早稲田大学教授 宮口 侗廸 (第2993号・平成29年3月13日)

山が樹木に覆われていることは日本の常識である。しかし若いころ訪れた韓国の山にはあまり木が生えていなかった。そしてその後西ヨーロッパ諸国を訪れて、いかに木の生えていない山が多いかを知り、このことは、筆者が日本の農山村の価値を考える大きな出発点となった。

沖縄と北海道を除く日本の農山村の本来の風景は、以前この欄の川場村の写真で示したように、樹木に覆われた山々の山麓線に沿って農家が並び、その前の低地に水田が広がっているというものである。ヨーロッパにも似たような地形があるが、平地は小麦畑になっていることが多く、背後の山が牧草地になっているところが大きく異なる。

この違いは、わが国の水田の驚異的な土地生産性から説明することができる。わが国の人々は、夏に熱帯の暑い気団に覆われる気候を背景に、山々から流れ出す無数の河川の水を巧みに引水して、極めて多くの収穫が得られる水田農業を完成させた。この結果、山を食糧生産の場として直接使う必要がなく、樹木に覆われた山と農家、そして水田が織りなす落ち着いた風景が継承されてきたのである。暖かい季節に雨が降るわが国の気候が背景にあることはもちろんであるが、ひたすら低地で米づくりを追求した土地の使い方が、山が樹木で覆われている直接の理由なのである。

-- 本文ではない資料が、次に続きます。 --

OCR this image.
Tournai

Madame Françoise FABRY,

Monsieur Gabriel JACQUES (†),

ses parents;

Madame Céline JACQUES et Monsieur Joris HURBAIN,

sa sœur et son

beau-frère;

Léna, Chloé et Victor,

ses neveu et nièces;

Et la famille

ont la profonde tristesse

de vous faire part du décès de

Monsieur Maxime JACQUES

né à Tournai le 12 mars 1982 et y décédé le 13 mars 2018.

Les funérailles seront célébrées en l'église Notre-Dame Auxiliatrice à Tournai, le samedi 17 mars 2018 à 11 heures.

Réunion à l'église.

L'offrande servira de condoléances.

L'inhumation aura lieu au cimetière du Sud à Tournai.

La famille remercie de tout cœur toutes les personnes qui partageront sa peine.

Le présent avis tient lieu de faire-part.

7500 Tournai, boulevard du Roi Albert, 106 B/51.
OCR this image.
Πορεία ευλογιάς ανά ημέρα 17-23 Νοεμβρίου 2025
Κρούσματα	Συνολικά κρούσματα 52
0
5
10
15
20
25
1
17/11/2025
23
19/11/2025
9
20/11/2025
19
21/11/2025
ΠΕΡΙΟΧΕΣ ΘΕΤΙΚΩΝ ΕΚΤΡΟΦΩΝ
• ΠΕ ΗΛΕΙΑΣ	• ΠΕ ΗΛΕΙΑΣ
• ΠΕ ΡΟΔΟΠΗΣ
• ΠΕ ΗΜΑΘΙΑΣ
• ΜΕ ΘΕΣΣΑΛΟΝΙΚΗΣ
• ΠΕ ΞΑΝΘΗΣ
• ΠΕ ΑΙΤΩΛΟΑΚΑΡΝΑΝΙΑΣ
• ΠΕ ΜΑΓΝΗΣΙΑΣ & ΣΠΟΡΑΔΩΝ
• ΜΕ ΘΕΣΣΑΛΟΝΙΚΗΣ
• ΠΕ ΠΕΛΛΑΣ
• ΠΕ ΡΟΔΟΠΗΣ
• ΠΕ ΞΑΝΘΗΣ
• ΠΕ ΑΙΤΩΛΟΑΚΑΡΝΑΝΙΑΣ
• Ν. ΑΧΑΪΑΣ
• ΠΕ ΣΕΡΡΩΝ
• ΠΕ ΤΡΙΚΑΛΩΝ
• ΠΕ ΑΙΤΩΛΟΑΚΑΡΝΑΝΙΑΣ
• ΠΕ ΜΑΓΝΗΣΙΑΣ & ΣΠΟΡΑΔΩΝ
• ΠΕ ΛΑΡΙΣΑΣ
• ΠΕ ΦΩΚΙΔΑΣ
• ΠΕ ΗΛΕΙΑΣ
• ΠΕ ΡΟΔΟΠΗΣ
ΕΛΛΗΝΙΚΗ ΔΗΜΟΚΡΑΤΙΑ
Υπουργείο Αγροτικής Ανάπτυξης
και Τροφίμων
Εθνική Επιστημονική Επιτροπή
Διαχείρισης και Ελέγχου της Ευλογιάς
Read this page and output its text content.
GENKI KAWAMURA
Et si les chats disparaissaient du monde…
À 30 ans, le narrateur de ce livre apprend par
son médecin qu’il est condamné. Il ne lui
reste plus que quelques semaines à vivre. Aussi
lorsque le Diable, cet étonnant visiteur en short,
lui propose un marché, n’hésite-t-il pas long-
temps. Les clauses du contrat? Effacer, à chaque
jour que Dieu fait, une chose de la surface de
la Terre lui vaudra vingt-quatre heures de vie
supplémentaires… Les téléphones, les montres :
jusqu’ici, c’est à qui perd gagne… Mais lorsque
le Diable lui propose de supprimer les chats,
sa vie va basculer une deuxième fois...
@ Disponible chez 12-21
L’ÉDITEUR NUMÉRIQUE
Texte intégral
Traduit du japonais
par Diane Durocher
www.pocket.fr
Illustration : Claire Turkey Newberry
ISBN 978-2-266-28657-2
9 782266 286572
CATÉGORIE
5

ヨーロッパの小麦畑の価値は、今でも蒔いた種の何倍収穫できるかで語られることがあり、その倍率でいうと、今も日本の水田の8分の1程度の価値しかない。わが国の反あたり何俵という表現自体が、いかに多くの米が収穫できるかを物語る。畑だけで十分な食糧が得られなかったヨーロッパ人は、山の木を伐採した後、そこを牧草地に変えて食べるための家畜をひたすら増やし、この結果優れた肉食文化が育った。逆に、わが国が食用の家畜を飼わずに歩んで来られたことも、すなおに理解できるであろう。ちなみに韓国では、オンドルというすぐれた床暖房が、山の木の過伐をもたらしたといわれている。

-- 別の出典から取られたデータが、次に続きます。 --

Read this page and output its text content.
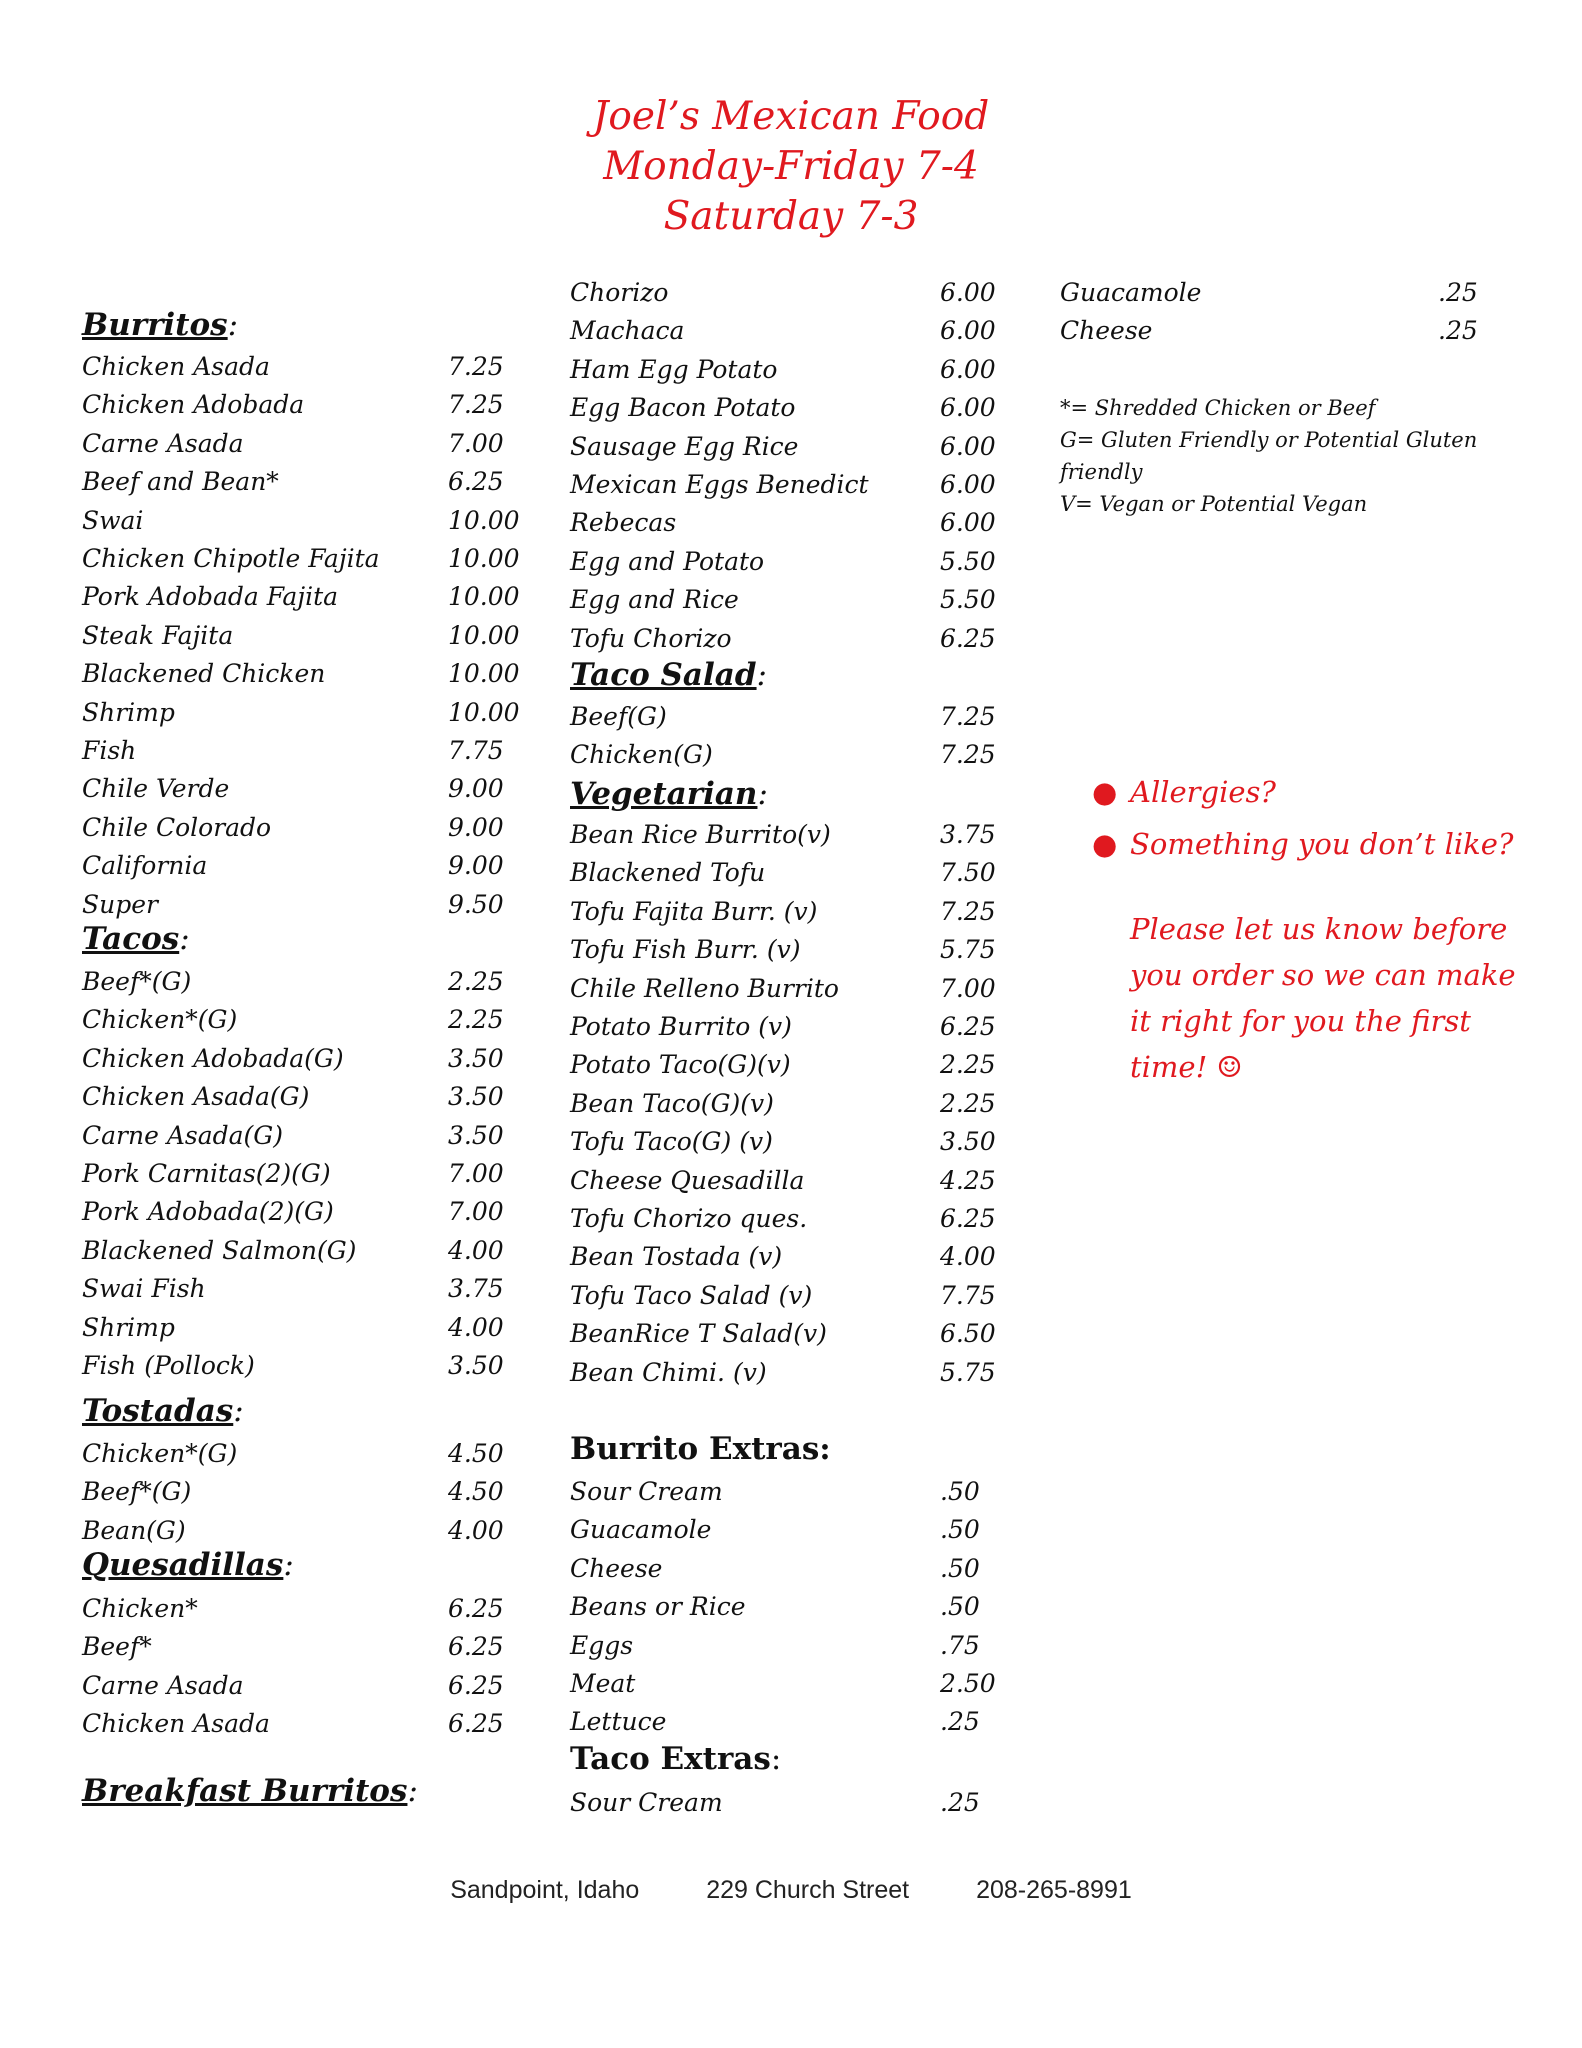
Joel’s Mexican Food
Monday-Friday 7-4
Saturday 7-3
Burritos:
Chicken Asada	7.25
Chicken Adobada	7.25
Carne Asada	7.00
Beef and Bean*	6.25
Swai	10.00
Chicken Chipotle Fajita	10.00
Pork Adobada Fajita	10.00
Steak Fajita	10.00
Blackened Chicken	10.00
Shrimp	10.00
Fish	7.75
Chile Verde	9.00
Chile Colorado	9.00
California	9.00
Super	9.50
Tacos:
Beef*(G)	2.25
Chicken*(G)	2.25
Chicken Adobada(G)	3.50
Chicken Asada(G)	3.50
Carne Asada(G)	3.50
Pork Carnitas(2)(G)	7.00
Pork Adobada(2)(G)	7.00
Blackened Salmon(G)	4.00
Swai Fish	3.75
Shrimp	4.00
Fish (Pollock)	3.50
Tostadas:
Chicken*(G)	4.50
Beef*(G)	4.50
Bean(G)	4.00
Quesadillas:
Chicken*	6.25
Beef*	6.25
Carne Asada	6.25
Chicken Asada	6.25
Breakfast Burritos:
Chorizo	6.00
Machaca	6.00
Ham Egg Potato	6.00
Egg Bacon Potato	6.00
Sausage Egg Rice	6.00
Mexican Eggs Benedict	6.00
Rebecas	6.00
Egg and Potato	5.50
Egg and Rice	5.50
Tofu Chorizo	6.25
Taco Salad:
Beef(G)	7.25
Chicken(G)	7.25
Vegetarian:
Bean Rice Burrito(v)	3.75
Blackened Tofu	7.50
Tofu Fajita Burr. (v)	7.25
Tofu Fish Burr. (v)	5.75
Chile Relleno Burrito	7.00
Potato Burrito (v)	6.25
Potato Taco(G)(v)	2.25
Bean Taco(G)(v)	2.25
Tofu Taco(G) (v)	3.50
Cheese Quesadilla	4.25
Tofu Chorizo ques.	6.25
Bean Tostada (v)	4.00
Tofu Taco Salad (v)	7.75
BeanRice T Salad(v)	6.50
Bean Chimi. (v)	5.75
Burrito Extras:
Sour Cream	.50
Guacamole	.50
Cheese	.50
Beans or Rice	.50
Eggs	.75
Meat	2.50
Lettuce	.25
Taco Extras:
Sour Cream	.25
*= Shredded Chicken or Beef
G= Gluten Friendly or Potential Gluten friendly
V= Vegan or Potential Vegan
Guacamole	.25
Cheese	.25
● Allergies?
● Something you don’t like?
Please let us know before you order so we can make it right for you the first time! ☺
Sandpoint, Idaho	229 Church Street	208-265-8991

イタリアやスペインでは夏に日本よりも暑くなることが多く、高気圧が真上にあるために、まず雨が降らない。冬の雨で春に緑になった牧草地は、夏には枯れた色になる。九州の阿蘇山のまわりの牧草地が、夏にむせ返るような緑になり、冬は冬枯れになるのとは正反対である。先年、東北の友人農家に、丁寧に稲を育てると一粒が何粒になるか調べてもらった。何と2000粒を超えたという。わが国がいかにいのち育つ風土のもとにあるかをあらためて認識してもらいたい。そして、このような水田を持つ国がその耕作面積を減らし続けていることを、飢える国の人々はどのように受けとめるであろうか。